The International North-South Transport Corridor (INSTC) was initiated as a 7,200 kilometer promising multimodal route connecting India and Europe via Iran, Azerbaijan, Russia, and Central Asia. For Russia, it was a worthy bet to play as new exploitable markets opened up in South and Central Asia, and with sanctions in play, it helped in diversification of its supply chains.
In order to reap the benefits of the INSTC, the Prime Minister of Belarus Roman Golovchenko strongly hinted during a meeting of the Eurasian Economic Union (EAEU), that he wishes Belarus’ stronger presence along the route. In his words, “all EAEU member states should be actively involved in the INSTC project” in the context of “rearranging logistics corridors”.
Glovchengo showed some self-restraint despite his explicit request for a stronger Belarusian presence across the INSTC. “Development prospects of our economies depend on whether logistics is functioning well and whether it is adapted to new geopolitical realities”, he said.

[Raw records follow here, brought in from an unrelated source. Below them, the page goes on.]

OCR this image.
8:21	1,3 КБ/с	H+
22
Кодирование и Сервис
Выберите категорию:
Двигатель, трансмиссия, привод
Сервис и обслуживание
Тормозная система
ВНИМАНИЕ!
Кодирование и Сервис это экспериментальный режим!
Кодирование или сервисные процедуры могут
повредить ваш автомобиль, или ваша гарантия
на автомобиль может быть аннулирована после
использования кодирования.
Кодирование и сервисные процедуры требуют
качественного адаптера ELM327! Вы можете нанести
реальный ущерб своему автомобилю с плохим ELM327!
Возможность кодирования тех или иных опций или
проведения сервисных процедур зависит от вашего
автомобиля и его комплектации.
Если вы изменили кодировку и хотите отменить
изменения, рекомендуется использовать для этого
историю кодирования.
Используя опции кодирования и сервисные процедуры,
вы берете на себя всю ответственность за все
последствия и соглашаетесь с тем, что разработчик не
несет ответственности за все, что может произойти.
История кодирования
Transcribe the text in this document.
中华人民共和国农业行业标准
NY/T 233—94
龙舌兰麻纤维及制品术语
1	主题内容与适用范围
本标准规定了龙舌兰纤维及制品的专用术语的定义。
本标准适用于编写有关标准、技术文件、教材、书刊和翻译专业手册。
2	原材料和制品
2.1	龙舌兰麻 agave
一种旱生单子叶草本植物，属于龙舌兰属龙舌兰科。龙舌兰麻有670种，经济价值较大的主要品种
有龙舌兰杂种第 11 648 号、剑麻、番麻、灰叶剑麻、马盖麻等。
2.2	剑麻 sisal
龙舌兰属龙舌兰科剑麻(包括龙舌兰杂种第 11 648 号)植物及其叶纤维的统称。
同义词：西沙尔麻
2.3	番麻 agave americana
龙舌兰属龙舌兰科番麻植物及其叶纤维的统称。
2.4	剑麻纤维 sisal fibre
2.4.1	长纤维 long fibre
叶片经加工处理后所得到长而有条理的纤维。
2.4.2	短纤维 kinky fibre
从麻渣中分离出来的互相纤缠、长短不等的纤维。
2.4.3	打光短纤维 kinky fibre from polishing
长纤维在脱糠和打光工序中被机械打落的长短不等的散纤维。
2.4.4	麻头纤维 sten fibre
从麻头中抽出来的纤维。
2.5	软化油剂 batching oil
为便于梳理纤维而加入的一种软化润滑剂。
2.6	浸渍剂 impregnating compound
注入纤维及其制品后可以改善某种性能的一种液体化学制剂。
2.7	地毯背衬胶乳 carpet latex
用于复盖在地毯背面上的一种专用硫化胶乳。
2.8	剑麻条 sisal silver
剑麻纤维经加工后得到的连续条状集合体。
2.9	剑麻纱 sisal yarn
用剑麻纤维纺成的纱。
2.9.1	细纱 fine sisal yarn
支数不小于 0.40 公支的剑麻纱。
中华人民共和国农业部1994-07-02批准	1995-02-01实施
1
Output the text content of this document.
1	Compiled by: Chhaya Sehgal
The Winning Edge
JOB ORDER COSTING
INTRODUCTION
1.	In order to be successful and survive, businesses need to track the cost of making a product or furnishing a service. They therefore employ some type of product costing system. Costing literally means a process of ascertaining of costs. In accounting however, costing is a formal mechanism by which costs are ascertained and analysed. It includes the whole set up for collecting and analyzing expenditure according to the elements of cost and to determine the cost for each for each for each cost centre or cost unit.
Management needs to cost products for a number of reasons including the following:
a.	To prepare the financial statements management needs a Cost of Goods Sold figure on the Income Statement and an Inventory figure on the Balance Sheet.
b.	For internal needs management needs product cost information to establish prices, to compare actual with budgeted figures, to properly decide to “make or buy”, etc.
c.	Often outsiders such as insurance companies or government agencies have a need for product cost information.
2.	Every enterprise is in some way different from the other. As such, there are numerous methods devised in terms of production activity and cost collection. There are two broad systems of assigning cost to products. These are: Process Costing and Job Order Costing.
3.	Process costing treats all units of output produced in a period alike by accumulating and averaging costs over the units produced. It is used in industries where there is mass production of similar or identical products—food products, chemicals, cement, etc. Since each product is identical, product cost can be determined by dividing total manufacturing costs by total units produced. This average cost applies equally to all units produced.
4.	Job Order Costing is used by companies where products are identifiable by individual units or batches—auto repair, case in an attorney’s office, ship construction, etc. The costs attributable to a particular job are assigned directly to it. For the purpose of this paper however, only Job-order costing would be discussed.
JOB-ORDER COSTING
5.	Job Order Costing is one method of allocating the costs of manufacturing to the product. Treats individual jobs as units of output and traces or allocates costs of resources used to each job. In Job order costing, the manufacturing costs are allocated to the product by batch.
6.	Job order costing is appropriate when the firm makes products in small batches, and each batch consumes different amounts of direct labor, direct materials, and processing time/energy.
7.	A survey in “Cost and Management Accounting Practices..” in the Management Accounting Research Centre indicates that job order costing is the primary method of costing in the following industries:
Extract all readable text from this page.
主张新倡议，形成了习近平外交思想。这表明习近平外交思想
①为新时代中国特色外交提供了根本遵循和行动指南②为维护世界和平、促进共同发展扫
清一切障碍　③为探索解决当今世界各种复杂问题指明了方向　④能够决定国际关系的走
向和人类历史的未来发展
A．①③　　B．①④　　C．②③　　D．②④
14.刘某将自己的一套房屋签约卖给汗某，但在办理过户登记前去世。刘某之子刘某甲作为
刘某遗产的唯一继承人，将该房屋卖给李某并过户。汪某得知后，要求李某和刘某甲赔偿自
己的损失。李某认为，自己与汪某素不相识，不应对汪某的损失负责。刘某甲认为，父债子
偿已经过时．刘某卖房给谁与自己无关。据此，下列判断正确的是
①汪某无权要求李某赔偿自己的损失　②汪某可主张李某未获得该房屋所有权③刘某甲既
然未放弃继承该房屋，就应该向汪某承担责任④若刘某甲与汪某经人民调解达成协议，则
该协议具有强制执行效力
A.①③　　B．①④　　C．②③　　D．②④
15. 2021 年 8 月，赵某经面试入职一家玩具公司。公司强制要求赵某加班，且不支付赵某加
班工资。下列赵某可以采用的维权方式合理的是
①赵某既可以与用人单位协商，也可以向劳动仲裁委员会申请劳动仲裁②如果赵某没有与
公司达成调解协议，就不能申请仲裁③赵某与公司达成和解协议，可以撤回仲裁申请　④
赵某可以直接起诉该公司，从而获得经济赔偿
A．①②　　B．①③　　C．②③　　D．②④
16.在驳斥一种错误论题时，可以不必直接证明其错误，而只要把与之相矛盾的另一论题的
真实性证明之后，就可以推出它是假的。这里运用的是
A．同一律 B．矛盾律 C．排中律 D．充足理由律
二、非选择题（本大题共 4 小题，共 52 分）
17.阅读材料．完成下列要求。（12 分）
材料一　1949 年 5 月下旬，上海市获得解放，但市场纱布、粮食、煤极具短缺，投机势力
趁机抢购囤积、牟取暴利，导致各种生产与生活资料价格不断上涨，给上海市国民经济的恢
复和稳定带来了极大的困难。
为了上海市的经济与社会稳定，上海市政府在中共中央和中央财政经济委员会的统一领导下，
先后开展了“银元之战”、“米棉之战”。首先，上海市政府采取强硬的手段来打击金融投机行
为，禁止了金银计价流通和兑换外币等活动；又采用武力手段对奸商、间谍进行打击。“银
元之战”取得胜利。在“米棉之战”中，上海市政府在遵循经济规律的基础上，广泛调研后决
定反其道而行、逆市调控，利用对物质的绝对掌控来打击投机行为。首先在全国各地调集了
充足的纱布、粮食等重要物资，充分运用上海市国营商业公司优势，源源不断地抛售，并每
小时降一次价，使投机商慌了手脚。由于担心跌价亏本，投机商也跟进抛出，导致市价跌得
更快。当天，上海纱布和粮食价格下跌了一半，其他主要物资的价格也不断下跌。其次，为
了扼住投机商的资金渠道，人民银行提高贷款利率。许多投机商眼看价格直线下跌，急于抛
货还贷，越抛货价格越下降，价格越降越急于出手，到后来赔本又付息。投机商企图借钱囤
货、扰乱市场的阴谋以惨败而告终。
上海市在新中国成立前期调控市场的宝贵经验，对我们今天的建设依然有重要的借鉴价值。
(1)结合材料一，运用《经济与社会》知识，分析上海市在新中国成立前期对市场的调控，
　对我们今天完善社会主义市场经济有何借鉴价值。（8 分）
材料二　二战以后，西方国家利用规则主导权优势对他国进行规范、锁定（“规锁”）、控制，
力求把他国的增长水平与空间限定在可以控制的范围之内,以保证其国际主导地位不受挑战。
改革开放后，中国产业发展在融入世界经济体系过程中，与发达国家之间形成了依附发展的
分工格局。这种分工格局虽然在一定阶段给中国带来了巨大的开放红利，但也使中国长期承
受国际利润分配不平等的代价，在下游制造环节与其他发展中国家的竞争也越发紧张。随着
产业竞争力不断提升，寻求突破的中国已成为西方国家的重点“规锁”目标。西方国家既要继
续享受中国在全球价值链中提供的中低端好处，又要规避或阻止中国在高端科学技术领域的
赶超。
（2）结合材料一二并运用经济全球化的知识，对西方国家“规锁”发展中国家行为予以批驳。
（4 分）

However, he didn’t shy away from pointing that the INSTC needs some more work on the infrastructural side and the New Development Bank established within the BRICS framework should be able to help. Looking at India’s growing influence within the BRICS group and the INSTC, it is evident that a stronger collaboration between the EAEU and BRICS will be beneficial for the development of missing infrastructure along the ‘golden route’. Also, since Russia, China and India are close trade partners with each other, it is highly likely that the New Development Bank may step in.
Another possible way to look at it is that BRICS would not get too involved in the INSTC because India’s growth and increasing influence (gaining momentum because of the INSTC) will mean that China’s Belt and Road Initiative may just be jeopardised.
The members of the EAEU i.e. Armenia, Belarus, Russia, Kyrgyzstan, and Kazakhstan are either already a part of the INSTC or will shortly be involved. They are, in fact, advocating the development of infrastructure along the INSTC.
After the Russian invasion of Ukraine and the consecutive sanctions by the West, Central Asia has become a much more relevant region for the European economy. Especially when it comes to natural resources and agricultural products, countries like Kazakhstan and Uzbekistan, for instance, are becoming increasingly important. Companies involved in rail logistics highlight that Central Asia is a new and relatively untapped market that could help the industry and the European economy reduce its dependence on Russia and China.
In such a situation, the ‘golden route’ will prove to be extremely beneficial in Europe’s efforts to tap into the Asian markets, thereby, restructuring the world’s supply chains. Undoubtedly, the EU should not forego any investment opportunities arising from the Asian markets gaining prominence and should widen the scope of its trade relations.